Twelfth Night, c’est un peu le groupe que tu sors quand tu veux faire genre “chuis un vrai prog-head, je connais des groupes vraiment obscurs”. Fact and Fiction – The Definitive Edition est un triple album qui témoigne de l’impact de cette formation britannique qui, avec Marillion, Pendragon et IQ, a été à l’origine du néo-prog des années 1980.
Je vous avoue volontiers une tendresse particulière pour ce groupe, qui est un des premiers que j’ai découvert via Live and Let Live, acheté lors de mon premier voyage à Londres vers 1985. J’y ai découvert une musique certes un peu brouillonne, bien moins léchée que celle de Marillion ou de Pendragon, mais vibrante d’énergie et de rage.
Oui, de rage. Ce n’est pas courant dans le prog, mais Twelfth Night est un groupe qui naît à la fin des années 1970 des cendres d’un groupe punk. Ça se sent.

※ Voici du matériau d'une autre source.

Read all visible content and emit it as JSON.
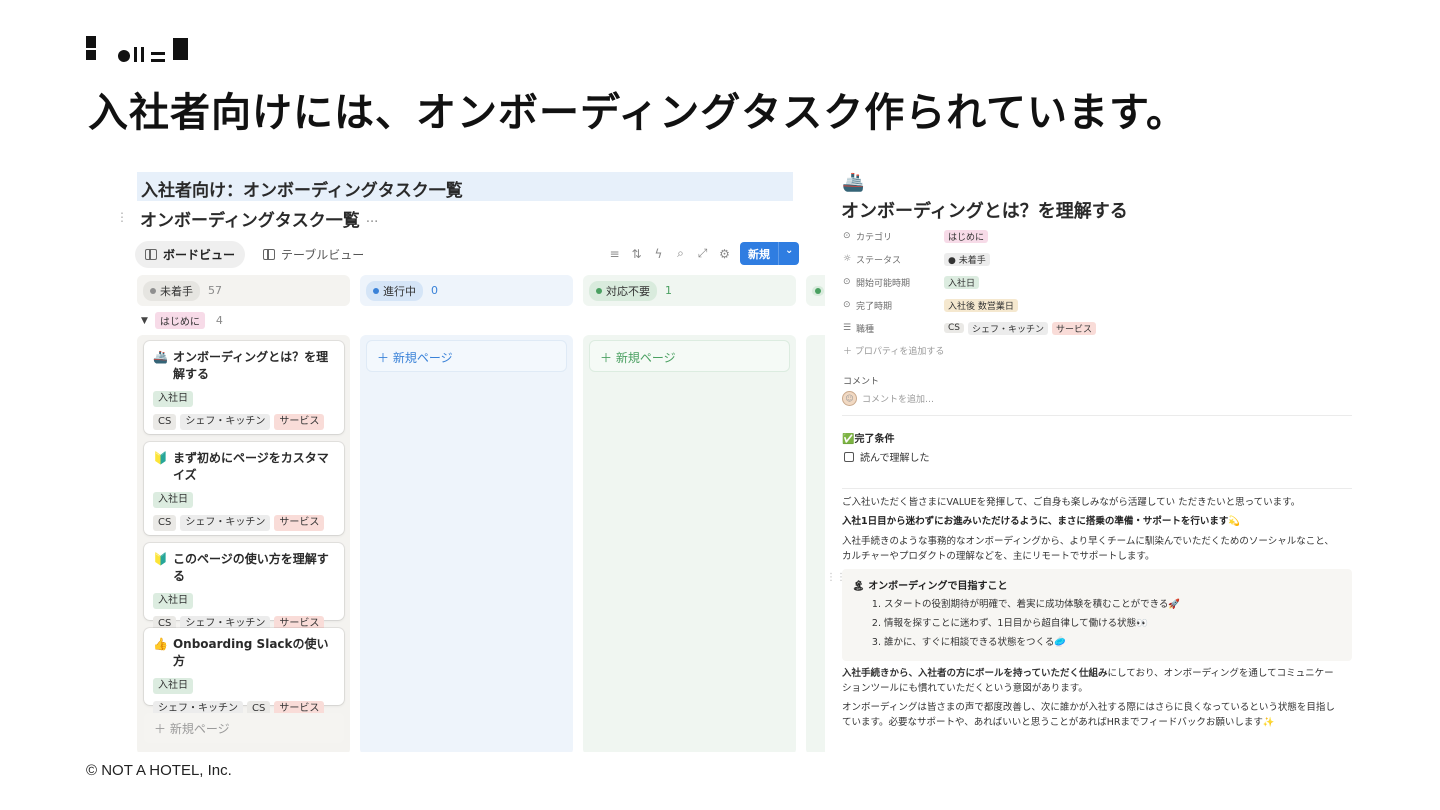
{
  "slide": {
    "title": "入社者向けには、オンボーディングタスク作られています。",
    "footer": "© NOT A HOTEL, Inc."
  },
  "board": {
    "heading": "入社者向け：オンボーディングタスク一覧",
    "db_title": "オンボーディングタスク一覧",
    "db_more": "···",
    "views": [
      {
        "label": "ボードビュー",
        "active": true
      },
      {
        "label": "テーブルビュー",
        "active": false
      }
    ],
    "toolbar": {
      "new_label": "新規",
      "new_dropdown": "⌄"
    },
    "columns": [
      {
        "label": "未着手",
        "count": "57",
        "bg": "#f4f3f0",
        "pill_bg": "#e6e5e1",
        "dot": "#8f8f8f"
      },
      {
        "label": "進行中",
        "count": "0",
        "bg": "#eef4fb",
        "pill_bg": "#d5e5f7",
        "dot": "#3a82d8"
      },
      {
        "label": "対応不要",
        "count": "1",
        "bg": "#f0f6f1",
        "pill_bg": "#d9ebdd",
        "dot": "#4aa061"
      }
    ],
    "group": {
      "label": "はじめに",
      "count": "4"
    },
    "cards": [
      {
        "emoji": "🚢",
        "title": "オンボーディングとは？を理解する",
        "date": "入社日",
        "tags": [
          "CS",
          "シェフ・キッチン",
          "サービス"
        ]
      },
      {
        "emoji": "🔰",
        "title": "まず初めにページをカスタマイズ",
        "date": "入社日",
        "tags": [
          "CS",
          "シェフ・キッチン",
          "サービス"
        ]
      },
      {
        "emoji": "🔰",
        "title": "このページの使い方を理解する",
        "date": "入社日",
        "tags": [
          "CS",
          "シェフ・キッチン",
          "サービス"
        ]
      },
      {
        "emoji": "👍",
        "title": "Onboarding Slackの使い方",
        "date": "入社日",
        "tags": [
          "シェフ・キッチン",
          "CS",
          "サービス"
        ]
      }
    ],
    "add_card": "＋ 新規ページ",
    "new_page": "＋ 新規ページ"
  },
  "page": {
    "icon": "🚢",
    "title": "オンボーディングとは？を理解する",
    "properties": [
      {
        "name": "カテゴリ",
        "icon": "⊙",
        "values": [
          {
            "text": "はじめに",
            "color": "pink"
          }
        ]
      },
      {
        "name": "ステータス",
        "icon": "☼",
        "values": [
          {
            "text": "● 未着手",
            "color": "soft"
          }
        ]
      },
      {
        "name": "開始可能時期",
        "icon": "⊙",
        "values": [
          {
            "text": "入社日",
            "color": "green"
          }
        ]
      },
      {
        "name": "完了時期",
        "icon": "⊙",
        "values": [
          {
            "text": "入社後 数営業日",
            "color": "beige"
          }
        ]
      },
      {
        "name": "職種",
        "icon": "☰",
        "values": [
          {
            "text": "CS",
            "color": "gray"
          },
          {
            "text": "シェフ・キッチン",
            "color": "soft"
          },
          {
            "text": "サービス",
            "color": "red"
          }
        ]
      }
    ],
    "add_property": "＋ プロパティを追加する",
    "comment_label": "コメント",
    "comment_placeholder": "コメントを追加…",
    "done_title": "✅完了条件",
    "checkbox_label": "読んで理解した",
    "p1": "ご入社いただく皆さまにVALUEを発揮して、ご自身も楽しみながら活躍してい ただきたいと思っています。",
    "p2": "入社1日目から迷わずにお進みいただけるように、まさに搭乗の準備・サポートを行います💫",
    "p3a": "入社手続きのような事務的なオンボーディングから、より早くチームに馴染んでいただくためのソーシャルなこと、",
    "p3b": "カルチャーやプロダクトの理解などを、主にリモートでサポートします。",
    "callout": {
      "icon": "🏝",
      "title": "オンボーディングで目指すこと",
      "items": [
        "スタートの役割期待が明確で、着実に成功体験を積むことができる🚀",
        "情報を探すことに迷わず、1日目から超自律して働ける状態👀",
        "誰かに、すぐに相談できる状態をつくる🥏"
      ]
    },
    "p4a": "入社手続きから、入社者の方にボールを持っていただく仕組み",
    "p4b": "にしており、オンボーディングを通してコミュニケー",
    "p4c": "ションツールにも慣れていただくという意図があります。",
    "p5a": "オンボーディングは皆さまの声で都度改善し、次に誰かが入社する際にはさらに良くなっているという状態を目指し",
    "p5b": "ています。必要なサポートや、あればいいと思うことがあればHRまでフィードバックお願いします✨"
  }
}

Il faut dire aussi qu’à cette époque, en Grande-Bretagne, c’est l’avènement du thatcherisme avec son cortège de licenciements, de grèves et de manifestations violemment réprimées, le démantèlement de l’état social britannique – sans compter une situation internationale sur laquelle plane la menace d’un échange nucléaire.
Ces thèmes vont se retrouver dans ce premier album, dans les textes, mais aussi dans la musique. On y trouve aussi – et surtout – Geoff Mann, chanteur et frontman hors pair, qui deviendra plus tard pasteur anglican (d’où son surnom de “Rockin’ Rev”) avant de mourir d’un cancer à 36 ans. Chanteur emblématique du groupe, il n’a cependant enregistré que Fact and Fiction avec Twelfth Night – et Live and Let Live.

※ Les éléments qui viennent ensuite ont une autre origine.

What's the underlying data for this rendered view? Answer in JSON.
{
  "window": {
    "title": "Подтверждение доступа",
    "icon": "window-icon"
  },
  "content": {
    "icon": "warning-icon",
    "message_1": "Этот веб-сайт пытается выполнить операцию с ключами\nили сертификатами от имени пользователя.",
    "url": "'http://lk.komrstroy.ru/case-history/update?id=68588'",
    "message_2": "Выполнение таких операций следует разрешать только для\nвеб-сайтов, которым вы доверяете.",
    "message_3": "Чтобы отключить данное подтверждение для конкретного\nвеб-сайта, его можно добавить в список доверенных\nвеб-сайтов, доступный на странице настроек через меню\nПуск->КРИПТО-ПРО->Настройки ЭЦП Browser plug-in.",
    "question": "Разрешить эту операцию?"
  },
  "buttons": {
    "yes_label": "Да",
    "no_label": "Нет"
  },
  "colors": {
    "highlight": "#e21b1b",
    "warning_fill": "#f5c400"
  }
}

Il faut avouer aussi qu’hormis ces deux titres, la carrière de Twelfth Night a été nettement moins brillante: deux autres albums studios dans un style plus pop new-wave, deux compilations et deux autres albums live. Rien qui n’arrive à éclipser la puissance de l’époque Geoff Mann.
Cette “Definitive Edition” est donc un triple CD, totalisant près de quarante pistes et trois heures et demie de musique. C’est peut-être un peu exagéré: il y a des choses très intéressantes dans cette compilation, mais aussi beaucoup de redites.

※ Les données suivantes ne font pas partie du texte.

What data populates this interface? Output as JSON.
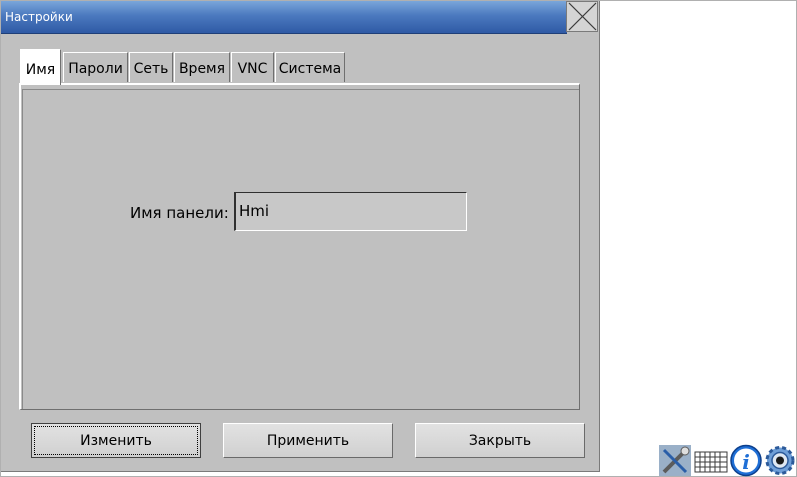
{
  "window": {
    "title": "Настройки"
  },
  "tabs": [
    {
      "label": "Имя",
      "active": true
    },
    {
      "label": "Пароли",
      "active": false
    },
    {
      "label": "Сеть",
      "active": false
    },
    {
      "label": "Время",
      "active": false
    },
    {
      "label": "VNC",
      "active": false
    },
    {
      "label": "Система",
      "active": false
    }
  ],
  "name_tab": {
    "panel_name_label": "Имя панели:",
    "panel_name_value": "Hmi"
  },
  "buttons": {
    "change_label": "Изменить",
    "apply_label": "Применить",
    "close_label": "Закрыть"
  },
  "tray": {
    "icons": [
      "tools-icon",
      "keyboard-icon",
      "info-icon",
      "settings-gear-icon"
    ]
  },
  "colors": {
    "title_bar": "#4b79bf",
    "window_bg": "#c0c0c0",
    "info_icon": "#1f6fd6"
  }
}
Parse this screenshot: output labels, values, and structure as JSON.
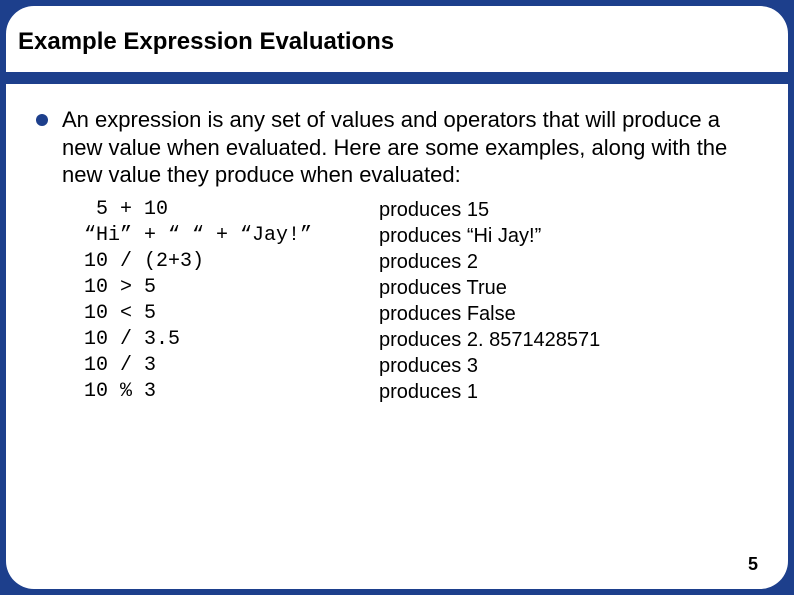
{
  "title": "Example Expression Evaluations",
  "intro": "An expression is any set of values and operators that will produce a new value when evaluated. Here are some examples, along with the new value they produce when evaluated:",
  "rows": [
    {
      "expr": " 5 + 10",
      "result": "produces 15"
    },
    {
      "expr": "“Hi” + “ “ + “Jay!”",
      "result": "produces “Hi Jay!”"
    },
    {
      "expr": "10 / (2+3)",
      "result": "produces 2"
    },
    {
      "expr": "10 > 5",
      "result": "produces True"
    },
    {
      "expr": "10 < 5",
      "result": "produces False"
    },
    {
      "expr": "10 / 3.5",
      "result": "produces 2. 8571428571"
    },
    {
      "expr": "10 / 3",
      "result": "produces 3"
    },
    {
      "expr": "10 % 3",
      "result": "produces 1"
    }
  ],
  "page_number": "5"
}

Le premier disque est consacré aux enregistrements studio de 1982, c’est-à-dire l’intégrale de Fact and Fiction. Le deuxième contient des versions live de toutes les pistes de Fact and Fiction, mais pas toujours avec le même chanteur, ainsi quelques démos. Et le troisième comprend des reprises de titres de Twelfth Night par des artistes contemporains, comme Pendragon, Tim Bowness, ou des membres de Galahad, ainsi que deux pistes interprétées par le groupe de Geoff Mann post-Twelfth Night.
Musicalement, j’aurais tendance à dire que la musique de Twelfth Night ne ressemble à aucune autre, mais ce serait un peu pousser. Disons que s’il y a clairement une inspiration rock progressif dans les jeux de claviers et de guitares, ainsi que dans les compositions alambiquées, il y a également dans leur jeu une énergie et une intensité qui était peu courante à cette époque.
La piste emblématique de Fact and Fiction n’est curieusement pas le morceau-titre, mais plutôt “We Are Sane”, oxymore musical passablement déjanté introduit par un Te Deum et qui court, de tableaux en tableaux, sur plus de dix minutes – et jusqu’à douze en live. Un titre incroyablement moderne, comme le prouve sa reprise par Mark Spencer (un des musiciens du “nouveau” Twelfth Night).
On peut aussi citer le deuxième epic de l’album, “Creepshow”, moins tordu mais plus sombre, ou les instrumentaux “The Poet Sniffs a Flower” ou “World Without End”, un peu plus convenus mais très sympathiques.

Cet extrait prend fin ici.